Magnesium is a mineral that is essential in many of the body's vital functions. This mineral helps uptake of calcium and potassium, and may help prevent soft tissue calcification (calcium deposits in arteries, kidneys, and other tissues). It may help improve sleep.
Magnesium may help reduce:
- Blood pressure
- Effects of stress, anxiety and depression
- Cholesterol and triglyceride levels
- Water retention associated with menstruation
Magnesium may help prevent osteoporosis, some types of cancer, heart disease, and complications of pregnancy (preeclampsia and eclampsia). Magnesium may be used to prevent premature labor and convulsions in pregnant women.
Supplementing the diet with magnesium may help prevent depression, dizziness, muscle weakness and twitching, and premenstrual syndrome.
A deficiency in magnesium may cause the following symptoms:
- Rapid heartbeat
- Poor digestion
Magnesium's balance in the body may be disrupted by vomiting, diarrhea, diabetes, stomach or bowel disease, diuretics, and pancreatitis. Research has shown magnesium deficiency may contribute to the formation of kidney stones.
The test for magnesium deficiency is called an intracellular magnesium screen. This is a sensitive test that may be more accurate than a standard serum magnesium screen.
Sources of Magnesium
Some of the richest food sources include nuts (Brazil nuts, cashews, black walnuts), green leafy vegetables, wheat bran, soybean flour, and blackstrap molasses. Other sources for magnesium are apples, apricots, bananas, avocados, garlic, lima beans, and salmon. Even many herbs/spices contain magnesium (sage, basil, lemongrass, peppermint, parsley, paprika, and many more).

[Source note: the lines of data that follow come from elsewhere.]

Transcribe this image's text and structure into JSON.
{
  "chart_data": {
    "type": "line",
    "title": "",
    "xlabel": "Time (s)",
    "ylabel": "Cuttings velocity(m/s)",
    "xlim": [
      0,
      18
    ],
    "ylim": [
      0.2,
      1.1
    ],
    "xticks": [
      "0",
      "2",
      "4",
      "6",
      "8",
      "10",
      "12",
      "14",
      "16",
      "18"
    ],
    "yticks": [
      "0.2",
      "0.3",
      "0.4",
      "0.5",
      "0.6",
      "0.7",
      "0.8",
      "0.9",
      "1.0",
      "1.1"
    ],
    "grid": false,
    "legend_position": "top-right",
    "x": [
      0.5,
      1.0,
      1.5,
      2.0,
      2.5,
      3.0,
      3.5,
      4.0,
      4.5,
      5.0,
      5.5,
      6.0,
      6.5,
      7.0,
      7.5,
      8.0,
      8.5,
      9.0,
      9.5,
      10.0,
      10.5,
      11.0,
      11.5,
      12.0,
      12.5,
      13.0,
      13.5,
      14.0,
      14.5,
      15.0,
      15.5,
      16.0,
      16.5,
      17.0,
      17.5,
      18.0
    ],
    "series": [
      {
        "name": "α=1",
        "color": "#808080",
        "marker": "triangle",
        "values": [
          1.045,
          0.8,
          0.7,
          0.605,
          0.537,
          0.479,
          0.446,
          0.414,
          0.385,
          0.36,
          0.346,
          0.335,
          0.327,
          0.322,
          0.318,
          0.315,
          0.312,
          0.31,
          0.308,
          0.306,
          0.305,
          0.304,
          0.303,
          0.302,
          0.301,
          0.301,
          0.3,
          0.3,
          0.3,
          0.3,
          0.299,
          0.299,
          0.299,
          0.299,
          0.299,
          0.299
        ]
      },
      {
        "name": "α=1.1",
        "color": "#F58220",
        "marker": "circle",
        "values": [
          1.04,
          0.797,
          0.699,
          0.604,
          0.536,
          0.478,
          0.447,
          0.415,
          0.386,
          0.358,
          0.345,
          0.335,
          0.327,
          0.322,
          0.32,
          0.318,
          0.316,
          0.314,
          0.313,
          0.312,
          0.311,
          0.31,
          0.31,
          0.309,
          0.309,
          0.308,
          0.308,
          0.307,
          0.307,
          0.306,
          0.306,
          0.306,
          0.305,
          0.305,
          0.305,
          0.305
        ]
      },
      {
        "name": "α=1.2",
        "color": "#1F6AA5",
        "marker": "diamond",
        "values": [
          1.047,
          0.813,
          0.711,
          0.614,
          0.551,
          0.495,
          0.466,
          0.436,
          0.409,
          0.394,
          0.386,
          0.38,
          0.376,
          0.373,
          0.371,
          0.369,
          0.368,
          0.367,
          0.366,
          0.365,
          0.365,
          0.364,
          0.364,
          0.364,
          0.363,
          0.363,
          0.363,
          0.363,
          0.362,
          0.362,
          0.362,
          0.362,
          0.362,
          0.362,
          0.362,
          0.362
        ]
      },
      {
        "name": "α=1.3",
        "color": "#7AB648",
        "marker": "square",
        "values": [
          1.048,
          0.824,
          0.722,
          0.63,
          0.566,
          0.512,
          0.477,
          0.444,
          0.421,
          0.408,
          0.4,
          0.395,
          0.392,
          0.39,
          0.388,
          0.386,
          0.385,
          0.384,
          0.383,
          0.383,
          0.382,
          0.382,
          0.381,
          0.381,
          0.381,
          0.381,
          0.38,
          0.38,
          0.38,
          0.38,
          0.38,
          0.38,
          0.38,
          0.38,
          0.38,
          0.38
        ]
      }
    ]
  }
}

Magnesium is available in capsule and tablet forms as magnesium citrate, magnesium gluconate, and magnesium lactate. Look for supplements that are soluble—it is easier for the body to absorb. Other sources include Epsom salts (magnesium sulfate) and milk of magnesia. These are used as laxatives.
- To avoid diarrhea, take magnesium throughout the day with a full glass of water.
- Do not take magnesium supplements if heart or kidney disease is present. Too much magnesium can cause serious problems or death. Seek the advice of a medical professional prior to taking magnesium.
- Calcium (Vitamin D), manganese, phosphorus, zinc, iron, fat, certain medicine, and some foods/drinks can increase the body's need for magnesium.
- Diuretics, digitalis, alcohol, caffeine, salt, and sugar can cause the body to lose magnesium.
- Do not overuse milk of magnesia or Epsom salts as laxatives. Serious health problems may result.
- If taking medication on a daily basis, consult a medical professional before taking magnesium.
Disclaimer: Many people report feeling improvement in their condition and/or general well-being taking dietary, vitamin, mineral, and/or herbal supplements. The Editorial Board of SpineUniverse.com, however, cannot endorse such products since most lack peer-reviewed scientific validation of their claims. In most cases an appropriate diet and a "multiple vitamin" will provide the necessary dietary supplements for most individuals. Prior to taking additional dietary, vitamin, mineral, and/or herbal supplements it is recommended that patients consult with their personal physician to discuss their specific supplement requirements.